Giugno e luglio sono mesi in cui tradizionalmente nelle agende di molti di noi sono segnati appuntamenti importanti e attesi annualmente – no, non mi riferisco ai più prosaici meeting con i nostri commercialisti, in vista del pagamento delle tasse, penso invece alle Relazioni annuali al Parlamento delle nostre Autorità di controllo e garanzia, in primis a quella del Garante per la protezione dei dati personali e a quella dell’Autorità per le garanzie nelle comunicazioni. Un filo conduttore unico ha caratterizzato, quest’anno, molta parte tanto della Relazione del Presidente del Garante privacy, Antonello Soro, quanto di quella del Presidente dell’Agcom, Angelo Marcello Cardani: Internet.
Il campo di azione delle due Autorità è, come noto, vastissimo e si intreccia continuamente l’uno con l’altra. L’Agcom, per elezione, ha alcuni mercati di riferimento definiti, quali quelli delle comunicazioni in genere, dei media ed in particolare di quelle che una volta si chiamavano telecomunicazioni. Il Garante invece spazia istituzionalmente in maniera trasversale in tutti gli ambiti sociali, istituzionali ed economici del Paese, considerato che nessun soggetto, persona fisica, giuridica, ente pubblico, associazione o istituzione dello Stato può far a meno di trattare dati personali altrui nell’esercizio delle proprie attività e può quindi ritenersi immune dal controllo, in teoria, da parte del Garante e dall’applicazione, in senso lato, del Codice privacy e dei provvedimenti regolatori del Garante stesso.
Internet raccorda a fattore comune l’azione delle due Autorità. Non è un caso, infatti, che l’Agcom abbia da poco pubblicato gli esiti eccellenti di una consultazione pubblica sull’Internet delle Cose e che al momento siano ancora aperti i termini per inviare i contributi ad una medesima iniziativa lanciata qualche mese fa dal Garante.
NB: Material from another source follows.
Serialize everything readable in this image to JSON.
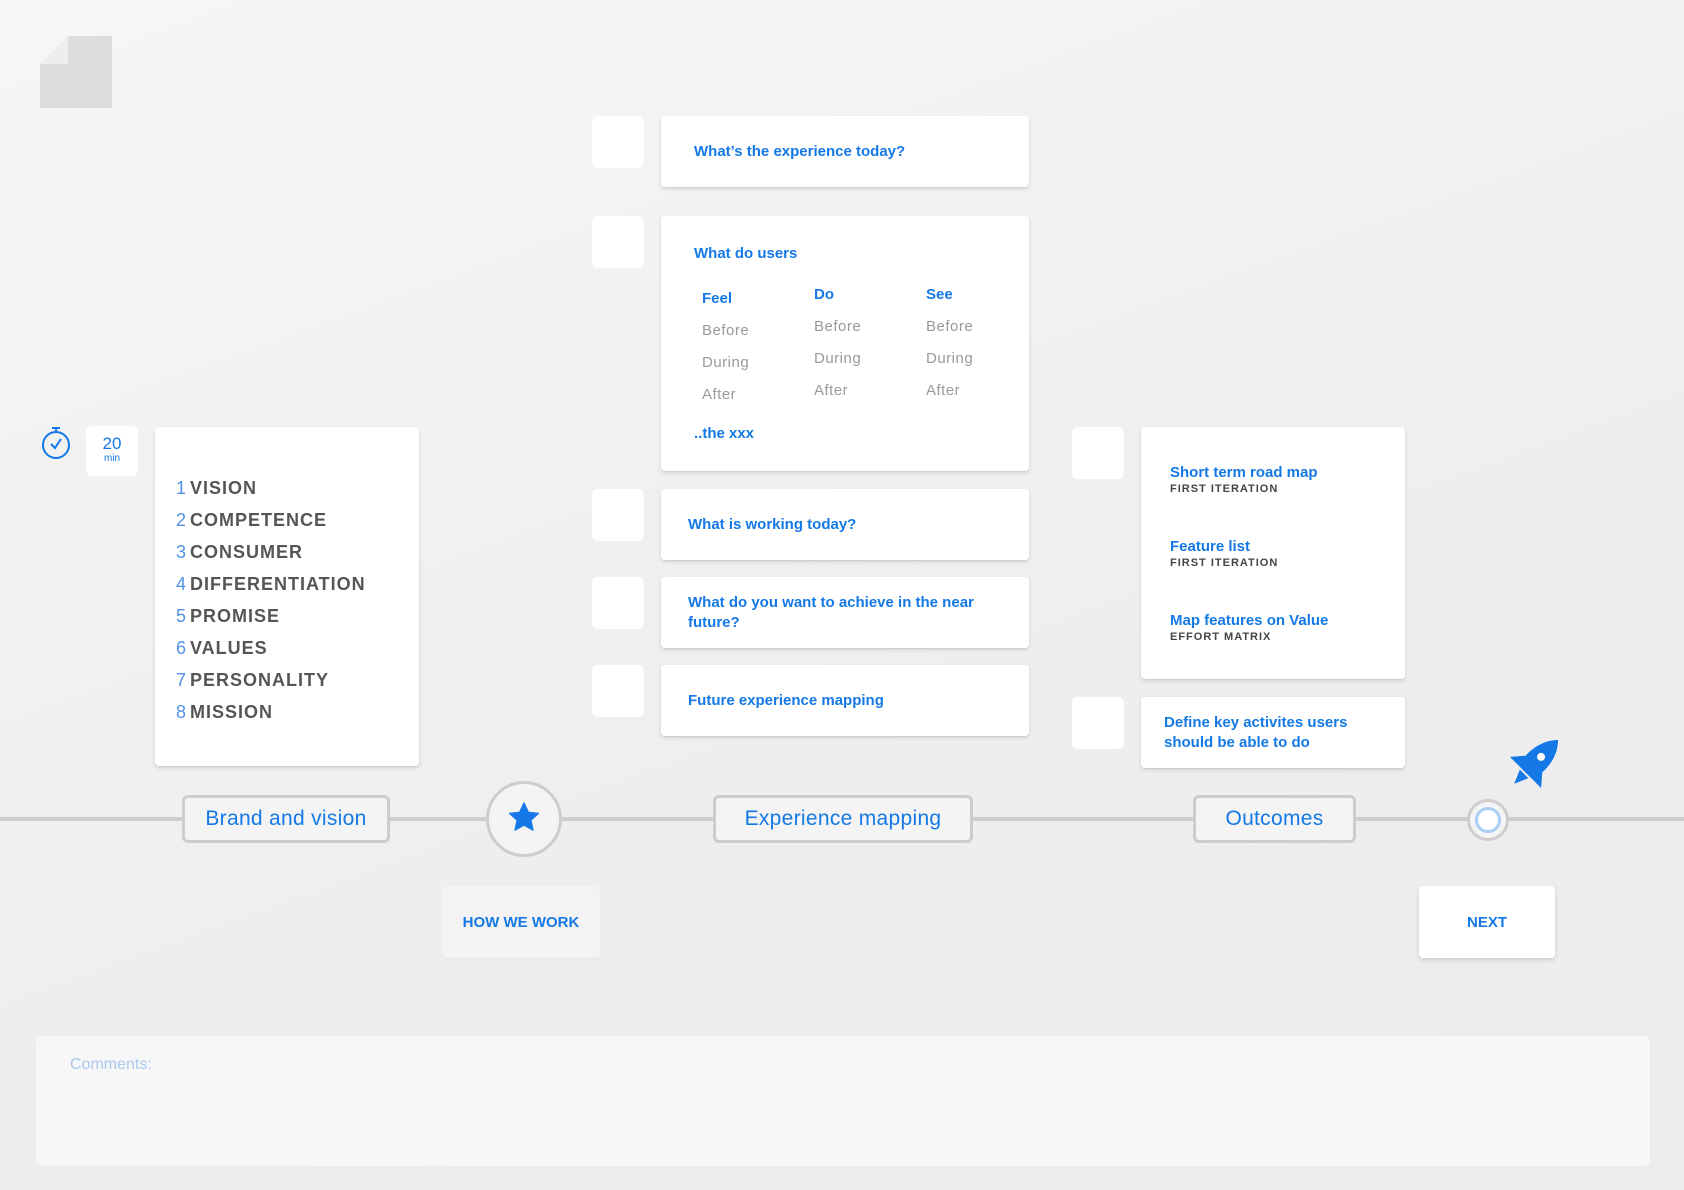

E di Internet le due Autorità si occupano da tempo, basti ricordare lo storico provvedimento del Garante sull’uso di posta elettronica e Internet sui luoghi di lavoro del 2007, a firma del presidente Pizzetti, così come le importanti azioni intraprese negli anni nei riguardi di grandi attori della rete, a partire dai provvedimenti adottati dal Collegio presieduto da Stefano Rodotà, fino all’ultimo protocollo di verifica siglato dall’attuale Garante con Google, in base al quale l’Autorità italiana e il gigante del web hanno avviato un protocollo di collaborazione, non solo nel senso tradizionale della dialettica controllore-controllato, ma anche nell’ottica di capire e studiare insieme la fenomenologia e l’evoluzione della rete, pur nel rispetto dei differenti ruoli.
Tuttavia, lo sviluppo e la sicurezza di Internet passano anche attraverso l’attivazione e l’implementazione di politiche infrastrutturali degne di questo nome. Al riguardo, il Presidente dell’Agcom ha, da un canto, segnalato come sulla base di uno studio dell’Ue “una più incisiva politica di digitalizzazione possa generare una crescita del Pil Ue del 4% nel prossimo quinquennio, per un valore di 520 miliardi di euro”. Ma, al tempo stesso, se il Paese non accelera sulle infrastrutture a banda ultralarga, molte delle speranze dello sviluppo del Paese riposte nelle capacità della rete, rischiano di restare deluse. Non è un mistero che gli indicatori sulla penetrazione della banda ultralarga in Italia presentino un grado di arretratezza vistoso rispetto all’Europa. L’Italia registra un livello di copertura del 36% contro il 68% dell’Ue, con un digital divide pari al doppio di quello europeo e con realtà locali in cui si arriva al 100% di assenza di reti a banda ultralarga.
Secondo Cardani “ancora più critica la situazione se si considera il livello di penetrazione: solo il 4% delle famiglie utilizza connessioni >30 Mbps (contro il 26% dell’Ue) e praticamente nulle sono le connessioni >100 Mbps (9% nell’Ue)”. Le Autorità di controllo e garanzia hanno fatto e continuano a fare la loro parte, ma potrebbe non bastare. Governo e Parlamento devono porre ancor di più, senza ritardi ed incertezze, al centro di tutte le loro azioni Internet, solo in tal modo si potrà tentare di agganciare il più grande cambiamento nella storia dell’uomo degli ultimi 500 anni.